Madison was about to speak when I pressed my finger to her lips and gave her a subtle shake of my head.

I carried her back upstairs. It wasn’t until I set her down that I asked her if Elijah had said anything to her.

“He has made his distaste for me very clear, even before whatever that was.”

“Do you remember Jameson ever talking to him, or about him?”

She shook her head. “No, why?”

“Just a suspicion.”

Madison stumbled backward into a chair. “I screamed.”

“He has strict orders not to come up here, no matter what he hears.”

“No, you don’t understand.” Her hands shook.

“What don’t I understand?”

“Not in here, in your study, when I thought you were dead. I screamed for help. Tompkins, who always seems to be lurking nearby, took forever to come to our aid and when he did, he looked oddly surprised—as if he wasn’t expecting you to be alive.”

She was trembling.

I pulled her into my arms and kissed her.

Not a demand this time.

My kiss wasn’t taking anything—not power, control, or pleasure. Just giving comfort.

“I’ll fix this. I promise.”

“You’ll fix this? You’ll give me my life back?”

He stilled.

I continued. “After this is all over, I’ll return to my cozy little bookshop and my messy apartment filled with secondhand furniture as if none of this ever happened.”

He cupped my cheek. “Madison…”

I placed my palms against his chest and pushed out of his arms. “Don’t make promises you can’t keep, Pierce.”

CHAPTER 56

SKYLAR

“It’s been a full day. There’s nothing on the news. No ambulance. No hospital. Nothing. Why?” Jameson demanded as he threw one of my Waterford glasses across my living room, the crystal shattering against the wall.

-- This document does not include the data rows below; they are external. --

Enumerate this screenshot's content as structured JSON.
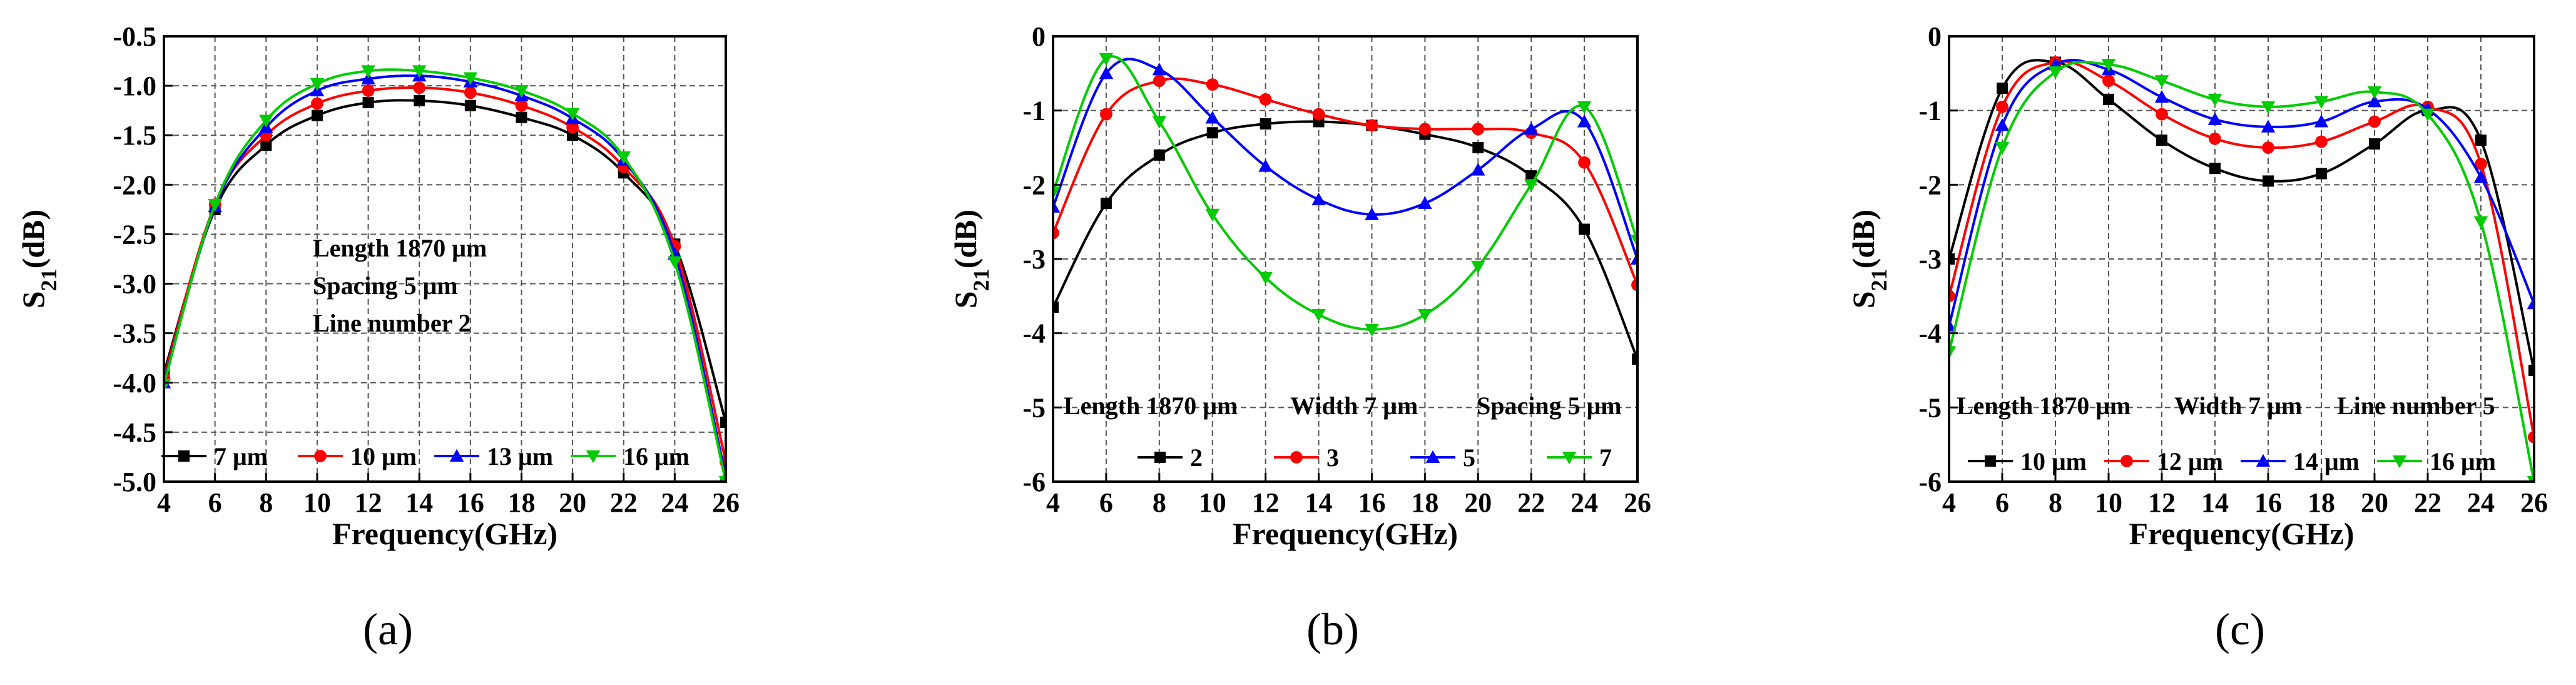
{
  "chart_data": [
    {
      "type": "line",
      "panel": "a",
      "caption": "(a)",
      "xlabel": "Frequency(GHz)",
      "ylabel_main": "S",
      "ylabel_sub": "21",
      "ylabel_tail": "(dB)",
      "xlim": [
        4,
        26
      ],
      "ylim": [
        -5.0,
        -0.5
      ],
      "xticks": [
        4,
        6,
        8,
        10,
        12,
        14,
        16,
        18,
        20,
        22,
        24,
        26
      ],
      "yticks": [
        -5.0,
        -4.5,
        -4.0,
        -3.5,
        -3.0,
        -2.5,
        -2.0,
        -1.5,
        -1.0,
        -0.5
      ],
      "ytick_labels": [
        "-5.0",
        "-4.5",
        "-4.0",
        "-3.5",
        "-3.0",
        "-2.5",
        "-2.0",
        "-1.5",
        "-1.0",
        "-0.5"
      ],
      "annotations": [
        "Length 1870 μm",
        "Spacing 5 μm",
        "Line number 2"
      ],
      "legend_position": "bottom",
      "series": [
        {
          "name": "7 μm",
          "color": "#000000",
          "marker": "square",
          "x": [
            4,
            6,
            8,
            10,
            12,
            14,
            16,
            18,
            20,
            22,
            24,
            26
          ],
          "y": [
            -3.9,
            -2.25,
            -1.6,
            -1.3,
            -1.17,
            -1.15,
            -1.2,
            -1.32,
            -1.5,
            -1.88,
            -2.6,
            -4.4
          ]
        },
        {
          "name": "10 μm",
          "color": "#ff0000",
          "marker": "circle",
          "x": [
            4,
            6,
            8,
            10,
            12,
            14,
            16,
            18,
            20,
            22,
            24,
            26
          ],
          "y": [
            -3.95,
            -2.2,
            -1.5,
            -1.18,
            -1.05,
            -1.02,
            -1.07,
            -1.2,
            -1.42,
            -1.82,
            -2.62,
            -4.8
          ]
        },
        {
          "name": "13 μm",
          "color": "#0000ff",
          "marker": "triangle-up",
          "x": [
            4,
            6,
            8,
            10,
            12,
            14,
            16,
            18,
            20,
            22,
            24,
            26
          ],
          "y": [
            -4.0,
            -2.22,
            -1.42,
            -1.05,
            -0.93,
            -0.9,
            -0.96,
            -1.1,
            -1.33,
            -1.75,
            -2.7,
            -4.95
          ]
        },
        {
          "name": "16 μm",
          "color": "#00cc00",
          "marker": "triangle-down",
          "x": [
            4,
            6,
            8,
            10,
            12,
            14,
            16,
            18,
            20,
            22,
            24,
            26
          ],
          "y": [
            -4.02,
            -2.2,
            -1.35,
            -0.98,
            -0.85,
            -0.85,
            -0.92,
            -1.05,
            -1.28,
            -1.72,
            -2.78,
            -5.0
          ]
        }
      ]
    },
    {
      "type": "line",
      "panel": "b",
      "caption": "(b)",
      "xlabel": "Frequency(GHz)",
      "ylabel_main": "S",
      "ylabel_sub": "21",
      "ylabel_tail": "(dB)",
      "xlim": [
        4,
        26
      ],
      "ylim": [
        -6,
        0
      ],
      "xticks": [
        4,
        6,
        8,
        10,
        12,
        14,
        16,
        18,
        20,
        22,
        24,
        26
      ],
      "yticks": [
        -6,
        -5,
        -4,
        -3,
        -2,
        -1,
        0
      ],
      "ytick_labels": [
        "-6",
        "-5",
        "-4",
        "-3",
        "-2",
        "-1",
        "0"
      ],
      "annotations": [
        "Length 1870 μm",
        "Width 7 μm",
        "Spacing 5 μm"
      ],
      "legend_position": "bottom",
      "series": [
        {
          "name": "2",
          "color": "#000000",
          "marker": "square",
          "x": [
            4,
            6,
            8,
            10,
            12,
            14,
            16,
            18,
            20,
            22,
            24,
            26
          ],
          "y": [
            -3.65,
            -2.25,
            -1.6,
            -1.3,
            -1.18,
            -1.15,
            -1.2,
            -1.32,
            -1.5,
            -1.88,
            -2.6,
            -4.35
          ]
        },
        {
          "name": "3",
          "color": "#ff0000",
          "marker": "circle",
          "x": [
            4,
            6,
            8,
            10,
            12,
            14,
            16,
            18,
            20,
            22,
            24,
            26
          ],
          "y": [
            -2.65,
            -1.05,
            -0.6,
            -0.65,
            -0.85,
            -1.05,
            -1.2,
            -1.25,
            -1.25,
            -1.3,
            -1.7,
            -3.35
          ]
        },
        {
          "name": "5",
          "color": "#0000ff",
          "marker": "triangle-up",
          "x": [
            4,
            6,
            8,
            10,
            12,
            14,
            16,
            18,
            20,
            22,
            24,
            26
          ],
          "y": [
            -2.3,
            -0.5,
            -0.45,
            -1.1,
            -1.75,
            -2.2,
            -2.4,
            -2.25,
            -1.8,
            -1.25,
            -1.15,
            -3.0
          ]
        },
        {
          "name": "7",
          "color": "#00cc00",
          "marker": "triangle-down",
          "x": [
            4,
            6,
            8,
            10,
            12,
            14,
            16,
            18,
            20,
            22,
            24,
            26
          ],
          "y": [
            -2.1,
            -0.3,
            -1.15,
            -2.4,
            -3.25,
            -3.75,
            -3.95,
            -3.75,
            -3.1,
            -2.0,
            -0.95,
            -2.75
          ]
        }
      ]
    },
    {
      "type": "line",
      "panel": "c",
      "caption": "(c)",
      "xlabel": "Frequency(GHz)",
      "ylabel_main": "S",
      "ylabel_sub": "21",
      "ylabel_tail": "(dB)",
      "xlim": [
        4,
        26
      ],
      "ylim": [
        -6,
        0
      ],
      "xticks": [
        4,
        6,
        8,
        10,
        12,
        14,
        16,
        18,
        20,
        22,
        24,
        26
      ],
      "yticks": [
        -6,
        -5,
        -4,
        -3,
        -2,
        -1,
        0
      ],
      "ytick_labels": [
        "-6",
        "-5",
        "-4",
        "-3",
        "-2",
        "-1",
        "0"
      ],
      "annotations": [
        "Length 1870 μm",
        "Width 7 μm",
        "Line number 5"
      ],
      "legend_position": "bottom",
      "series": [
        {
          "name": "10 μm",
          "color": "#000000",
          "marker": "square",
          "x": [
            4,
            6,
            8,
            10,
            12,
            14,
            16,
            18,
            20,
            22,
            24,
            26
          ],
          "y": [
            -3.0,
            -0.7,
            -0.35,
            -0.85,
            -1.4,
            -1.78,
            -1.95,
            -1.85,
            -1.45,
            -1.0,
            -1.4,
            -4.5
          ]
        },
        {
          "name": "12 μm",
          "color": "#ff0000",
          "marker": "circle",
          "x": [
            4,
            6,
            8,
            10,
            12,
            14,
            16,
            18,
            20,
            22,
            24,
            26
          ],
          "y": [
            -3.5,
            -0.95,
            -0.35,
            -0.6,
            -1.05,
            -1.38,
            -1.5,
            -1.42,
            -1.15,
            -0.95,
            -1.72,
            -5.4
          ]
        },
        {
          "name": "14 μm",
          "color": "#0000ff",
          "marker": "triangle-up",
          "x": [
            4,
            6,
            8,
            10,
            12,
            14,
            16,
            18,
            20,
            22,
            24,
            26
          ],
          "y": [
            -3.9,
            -1.2,
            -0.38,
            -0.45,
            -0.82,
            -1.12,
            -1.22,
            -1.15,
            -0.88,
            -0.98,
            -1.9,
            -3.6
          ]
        },
        {
          "name": "16 μm",
          "color": "#00cc00",
          "marker": "triangle-down",
          "x": [
            4,
            6,
            8,
            10,
            12,
            14,
            16,
            18,
            20,
            22,
            24,
            26
          ],
          "y": [
            -4.25,
            -1.5,
            -0.48,
            -0.38,
            -0.6,
            -0.85,
            -0.95,
            -0.88,
            -0.75,
            -1.05,
            -2.5,
            -6.0
          ]
        }
      ]
    }
  ]
}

Bringing him here was a mistake. My mother had given me those glasses. A set of twelve, wrapped in tissue paper, tucked into a box she’d carried on her lap the entire flight back from a trip to London. The last things she’d touched before she died. I watched the crystal detonate against the wall and said nothing.

But I couldn’t stand that dingy hovel another minute. I needed my own space. Some semblance of control. What I hadn’t counted on was how little control I’d actually have once I brought him here.

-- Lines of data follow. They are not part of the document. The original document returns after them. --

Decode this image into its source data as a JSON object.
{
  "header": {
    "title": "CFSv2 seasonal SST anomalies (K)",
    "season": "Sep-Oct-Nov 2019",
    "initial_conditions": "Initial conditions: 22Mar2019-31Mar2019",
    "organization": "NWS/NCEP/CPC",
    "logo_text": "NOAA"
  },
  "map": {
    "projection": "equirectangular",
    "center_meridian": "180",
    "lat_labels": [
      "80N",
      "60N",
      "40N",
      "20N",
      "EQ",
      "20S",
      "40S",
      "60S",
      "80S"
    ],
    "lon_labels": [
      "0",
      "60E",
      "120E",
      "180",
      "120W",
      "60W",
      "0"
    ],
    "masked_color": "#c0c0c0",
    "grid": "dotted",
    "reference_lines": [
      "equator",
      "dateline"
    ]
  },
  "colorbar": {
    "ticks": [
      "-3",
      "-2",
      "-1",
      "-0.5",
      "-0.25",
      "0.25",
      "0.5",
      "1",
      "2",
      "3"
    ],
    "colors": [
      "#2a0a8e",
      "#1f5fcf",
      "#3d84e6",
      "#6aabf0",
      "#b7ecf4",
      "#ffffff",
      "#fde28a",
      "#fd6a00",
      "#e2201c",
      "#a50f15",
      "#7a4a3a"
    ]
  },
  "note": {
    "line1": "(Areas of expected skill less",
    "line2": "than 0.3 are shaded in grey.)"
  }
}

We’d been here since last night. Sixteen hours of Jameson checking his phone, scanning news alerts, pacing grooves into my floors. The plan was simple: Pierce collapses, he’s rushed to the hospital, the news breaks, and I play the devastated almost-wife at his bedside.

None of it had happened. Not a single headline. Not a whisper.

“Calm down,” I said. “If they’d taken him to the hospital, it would have made the news by now. A Worthington in a coma? That’s not something you keep quiet. Unless the family is controlling the story before it breaks. They have the resources.”